The investigation published on Tuesday focused on a deadly war between two Montenegrin crime clans, and revealed their connections to some police and politicians. The son of Serbian President Aleksandar Vučić provided one link due to his relationship with a powerful member of a group of football hooligans, which is connected to one of the clans.
Danilo Vučić was mentioned only in one section of the extensive investigation, but Serbian government officials and aligned media have largely ignored revelations about crime and corruption. Instead they seized on the relatively brief reference to the president’s son, falsely claiming it was a politically-motivated attack by OCCRP’s member centre KRIK.
“Is there a line that the opposition and its media will not cross in an attempt to discredit the President of Serbia, Aleksandar Vučić?” Siniša Mali, a board member of the ruling Serbian Progressive Party, wrote in a statement.
The pro-government tabloid, Informer, alleged that opposition leader Dragan Djilas was behind the article and accused him of having “personally ordered the attack against Vucic’s son Danilo.”
The investigation by KRIK and OCCRP’s Montenegrin member center, MANS, focused on the rivalry between the ‘Škaljari’ and the ‘Kavač’ crime groups, which are both from the Kotor area of Montenegro’s coast. Gang members have been killing each other since a cocaine deal went bad in 2014, carving a bloody trail through the Balkans and across Europe.
The investigation raised questions about commitments by authorities in Serbia and Montenegro to crack down on organized crime. It also showed that the conflict has pulled in other Balkan criminal groups, as well as some police and politicians.
The reference to Danilo Vučić consisted of 86 words about two-thirds of the way through the 4,000-word story. He was mentioned as one of a number of connections between underworld groups and politicians.
The investigation highlighted the younger Vučić’s friendship with a top member of a hooligan group known as the Janissaries, who provided security at his father’s 2017 presidential inauguration, where they assaulted journalists and activists.
In response to the investigation, Kurir ran a story with the headline: “A new attack on Vučić’s family: With scandalous lies, they are pulling Danilo Vučić into a war between clans.”
The pro-government media group labelled the investigation as “so far the most heinous attack aimed at criminalizing and satanizing the president’s son.”
Maja Gojković, president of Serbia’s parliament, also released a statement condemning the story as politically motivated.
In a statement sent to selected pro-government media, Serbia’s Interior Minister Nebojša Stefanović called KRIK reporters “opposition investigators,” and said the article was “a completely baseless attack against Danilo Vučić, with no arguments and nothing truthful.”
Stefanović went even further, telling local media that KRIK was attempting to discredit authorities, and had placed “a target on the forehead of Danilo Vučić, directly endangering his life.”

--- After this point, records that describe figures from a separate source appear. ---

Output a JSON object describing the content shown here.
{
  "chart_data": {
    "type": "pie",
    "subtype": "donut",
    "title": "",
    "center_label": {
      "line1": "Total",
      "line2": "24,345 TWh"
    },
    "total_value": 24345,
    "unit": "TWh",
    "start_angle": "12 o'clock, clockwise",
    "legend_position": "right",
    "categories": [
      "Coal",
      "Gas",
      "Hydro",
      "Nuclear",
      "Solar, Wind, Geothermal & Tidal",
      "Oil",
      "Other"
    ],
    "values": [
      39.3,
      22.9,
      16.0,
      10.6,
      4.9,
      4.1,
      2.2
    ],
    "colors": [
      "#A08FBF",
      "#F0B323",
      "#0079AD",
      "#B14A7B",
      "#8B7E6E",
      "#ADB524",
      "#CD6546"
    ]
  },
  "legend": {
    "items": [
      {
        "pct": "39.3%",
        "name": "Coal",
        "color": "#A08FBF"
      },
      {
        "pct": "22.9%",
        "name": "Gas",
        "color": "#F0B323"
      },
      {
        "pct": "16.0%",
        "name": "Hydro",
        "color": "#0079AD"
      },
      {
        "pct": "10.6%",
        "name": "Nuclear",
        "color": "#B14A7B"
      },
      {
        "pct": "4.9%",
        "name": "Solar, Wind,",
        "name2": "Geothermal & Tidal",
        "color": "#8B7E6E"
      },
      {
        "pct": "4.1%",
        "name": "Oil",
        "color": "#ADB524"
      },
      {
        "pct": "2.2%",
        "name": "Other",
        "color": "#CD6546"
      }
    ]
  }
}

The investigation also garnered attention in Montenegro, where it was published in both main newspapers in the capital, Podgorica, and was discussed in Parliament on Wednesday.
Andrija Mandić of the Democratic Front, a pro-Serbia opposition coalition, said it was unfair that the story by “allegedly independent investigative media” had linked Danilo Vučić to a criminal group.
“You all know, as I know, that this is nothing but a lie,” Mandić said.
The investigation showed that the younger Vučić is close to Aleksandar Vidojević, one of the most powerful members of the Janissaries. Photos show them together at a football match in Russia in 2018, and in Republika Srpska this past January on the day celebrating the declaration of that entity in Bosnia and Herzegovina.
In another never-before-published photograph obtained by KRIK, the younger Vučić embraces Vidojević inside a bar.